The first director of the government-owned Canal 13 was Antonio Menéndez González, and after his death, he was succeeded by Enrique González Pedrero, senator of the state of Tabasco from the PRI. Corporación Mexicana de Radio y Televisión, along with another state-owned enterprise, Tele-Radio Nacional, began receiving new television concessions as part of a national expansion of the Mexico City station into a national television network.

One of the first orders of business for Canal 13 was a relocation. On July 14, 1976, Canal 13's new facilities in the Ajusco area of Mexico City were formally inaugurated by President Luis Echeverría. The event was attended by various figures from the political and business sectors of the country, including Secretary of the Interior Mario Moya Palencia and Secretary of Communications and Transportation Eugenio Méndez Docurro, as well as Emilio Azcárraga Milmo, Romulo O'Farrill and Miguel Alemán Velasco, who served as directors of Televisa.
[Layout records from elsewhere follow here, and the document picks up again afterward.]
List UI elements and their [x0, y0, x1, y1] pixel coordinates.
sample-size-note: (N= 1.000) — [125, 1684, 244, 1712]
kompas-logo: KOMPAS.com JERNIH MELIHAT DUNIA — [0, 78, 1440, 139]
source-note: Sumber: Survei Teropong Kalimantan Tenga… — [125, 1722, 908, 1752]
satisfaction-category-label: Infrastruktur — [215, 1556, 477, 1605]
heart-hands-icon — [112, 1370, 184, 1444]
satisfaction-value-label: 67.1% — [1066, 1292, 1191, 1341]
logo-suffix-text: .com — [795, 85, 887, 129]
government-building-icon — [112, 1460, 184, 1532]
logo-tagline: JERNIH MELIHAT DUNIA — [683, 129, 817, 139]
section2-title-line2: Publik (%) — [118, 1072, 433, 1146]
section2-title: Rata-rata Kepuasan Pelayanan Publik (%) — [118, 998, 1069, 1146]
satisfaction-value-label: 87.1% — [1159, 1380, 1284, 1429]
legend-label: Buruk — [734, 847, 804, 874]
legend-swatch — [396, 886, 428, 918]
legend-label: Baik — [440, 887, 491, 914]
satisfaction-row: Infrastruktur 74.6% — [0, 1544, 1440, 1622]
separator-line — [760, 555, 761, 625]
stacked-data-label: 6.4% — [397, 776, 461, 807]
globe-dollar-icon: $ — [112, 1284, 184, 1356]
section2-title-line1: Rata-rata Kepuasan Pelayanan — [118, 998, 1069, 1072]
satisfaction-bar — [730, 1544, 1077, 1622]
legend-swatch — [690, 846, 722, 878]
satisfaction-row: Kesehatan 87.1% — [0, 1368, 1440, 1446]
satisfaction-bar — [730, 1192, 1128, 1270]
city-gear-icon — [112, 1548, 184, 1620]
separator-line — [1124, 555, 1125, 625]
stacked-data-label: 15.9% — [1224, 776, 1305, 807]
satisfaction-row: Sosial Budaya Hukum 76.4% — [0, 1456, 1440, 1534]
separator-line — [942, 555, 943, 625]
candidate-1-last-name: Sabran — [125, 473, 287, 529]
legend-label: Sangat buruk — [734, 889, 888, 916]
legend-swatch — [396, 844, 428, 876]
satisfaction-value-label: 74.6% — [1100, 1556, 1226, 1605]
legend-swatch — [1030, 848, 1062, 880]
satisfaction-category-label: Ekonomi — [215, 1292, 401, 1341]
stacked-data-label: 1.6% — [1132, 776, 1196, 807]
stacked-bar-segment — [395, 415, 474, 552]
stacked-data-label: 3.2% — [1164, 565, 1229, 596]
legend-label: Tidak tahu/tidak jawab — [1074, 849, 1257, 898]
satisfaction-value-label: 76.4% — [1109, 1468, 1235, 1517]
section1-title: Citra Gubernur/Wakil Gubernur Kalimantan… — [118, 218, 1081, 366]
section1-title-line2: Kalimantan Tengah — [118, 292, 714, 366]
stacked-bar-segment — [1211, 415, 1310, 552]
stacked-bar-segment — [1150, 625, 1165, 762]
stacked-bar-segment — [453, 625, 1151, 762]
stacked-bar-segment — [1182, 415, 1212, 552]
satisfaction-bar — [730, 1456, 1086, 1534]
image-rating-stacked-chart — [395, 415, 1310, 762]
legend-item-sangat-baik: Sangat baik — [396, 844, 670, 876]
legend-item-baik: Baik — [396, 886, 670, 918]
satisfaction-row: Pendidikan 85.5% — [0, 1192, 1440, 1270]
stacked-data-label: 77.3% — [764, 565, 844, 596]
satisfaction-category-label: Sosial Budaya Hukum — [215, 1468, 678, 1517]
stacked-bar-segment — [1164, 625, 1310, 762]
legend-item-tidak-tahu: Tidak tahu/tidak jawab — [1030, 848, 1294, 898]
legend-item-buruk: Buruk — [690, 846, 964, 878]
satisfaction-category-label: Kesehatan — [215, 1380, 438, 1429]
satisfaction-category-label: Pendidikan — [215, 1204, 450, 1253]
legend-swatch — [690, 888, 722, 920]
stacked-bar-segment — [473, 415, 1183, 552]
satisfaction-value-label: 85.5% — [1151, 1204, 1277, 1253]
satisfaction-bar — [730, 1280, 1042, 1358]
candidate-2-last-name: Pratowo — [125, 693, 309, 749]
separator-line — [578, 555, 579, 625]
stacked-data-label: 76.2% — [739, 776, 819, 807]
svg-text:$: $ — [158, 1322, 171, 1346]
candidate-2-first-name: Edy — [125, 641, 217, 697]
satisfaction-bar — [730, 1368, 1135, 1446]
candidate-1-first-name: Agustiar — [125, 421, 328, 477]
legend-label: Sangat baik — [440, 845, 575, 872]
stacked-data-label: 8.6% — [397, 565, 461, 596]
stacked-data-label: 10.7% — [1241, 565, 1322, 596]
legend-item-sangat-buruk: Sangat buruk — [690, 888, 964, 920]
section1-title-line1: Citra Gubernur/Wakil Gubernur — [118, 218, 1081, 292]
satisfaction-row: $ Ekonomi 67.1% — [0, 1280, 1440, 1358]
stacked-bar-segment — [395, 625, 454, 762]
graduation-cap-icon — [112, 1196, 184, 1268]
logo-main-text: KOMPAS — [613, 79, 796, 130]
In 1983, the Mexican government reorganized its broadcast holdings. The result was the creation of the Mexican Television Institute, which changed its name to Imevisión in 1985. Imevisión comprised not only Canal 13, now known as Red Nacional 13, but the former Televisión de la República Mexicana, with its channel 22 station, and a new network known as Red Nacional 7 and broadcast in Mexico City by the brand-new XHIMT-TV (channel 7).

During the Imevisión years, Red Nacional 13 continued to broadcast commercial programming, although it featured some programs with a cultural focus, such as Temas de Garibay, Entre Amigos with Alejandro Aura, and several programs with the journalist Jorge Saldaña.

===Privatization===

In 1993, the administration of Carlos Salinas de Gortari auctioned off Imevisión and some other government-owned media ventures in various packages. Radio Televisión del Centro, headed by electronics store owner Ricardo Salinas Pliego, bought all of the TV stations. The result was the creation of Televisión Azteca, which took its name from the holding company created for the largest of the packages: the Red Nacional 13, including XHDF.

==Technical information==
===Subchannels===
The station's signal is multiplexed:

Subchannels of XHDF-TDT
| Channel | Res. | Short name | Programming |
| 1.1 | 1080i | XHDF | Azteca Uno |
| 1.2 | 480i | Azteca Uno -1Hr |

===Repeaters===
XHDF-TDT has eight direct repeaters:

| RF | Location | ERP |
|---|---|---|
| 25 | Pachuca, Hgo. | 1.22 kW |
| 25 | Tepeji del Río, Hgo. | 4 kW |
| 25 | Coacalco, Mex. | .820 kW |
| 25 | Iztapalapa | .770 kW |
| 25 | Topilejo | .064 kW |
| 25 | Chimalhuacán, Mex. | .220 kW |
| 25 | Ixtapaluca, Mex. | .515 kW |
| 25 | Amecameca, Mex. | .122 kW |

===Analog-to-digital conversion===
XHDF was among the first stations in the country to obtain approval to build a digital television station, doing so in May 2005. The initial digital facility broadcast with just 37.6 kW, though its power was significantly raised ahead of the end of analog television. At midnight on December 17, 2015, XHDF analog on VHF channel 13 was shut off part of the IFT mandated transition from analog to digital television. In October 2016, the Azteca 13 network nationwide moved from virtual channel 13 to 1, with even the Mexico City station abandoning its longtime channel 13 designation. Ultimately, on January 1, 2018, the entire network was rebranded from Azteca Trece to Azteca Uno.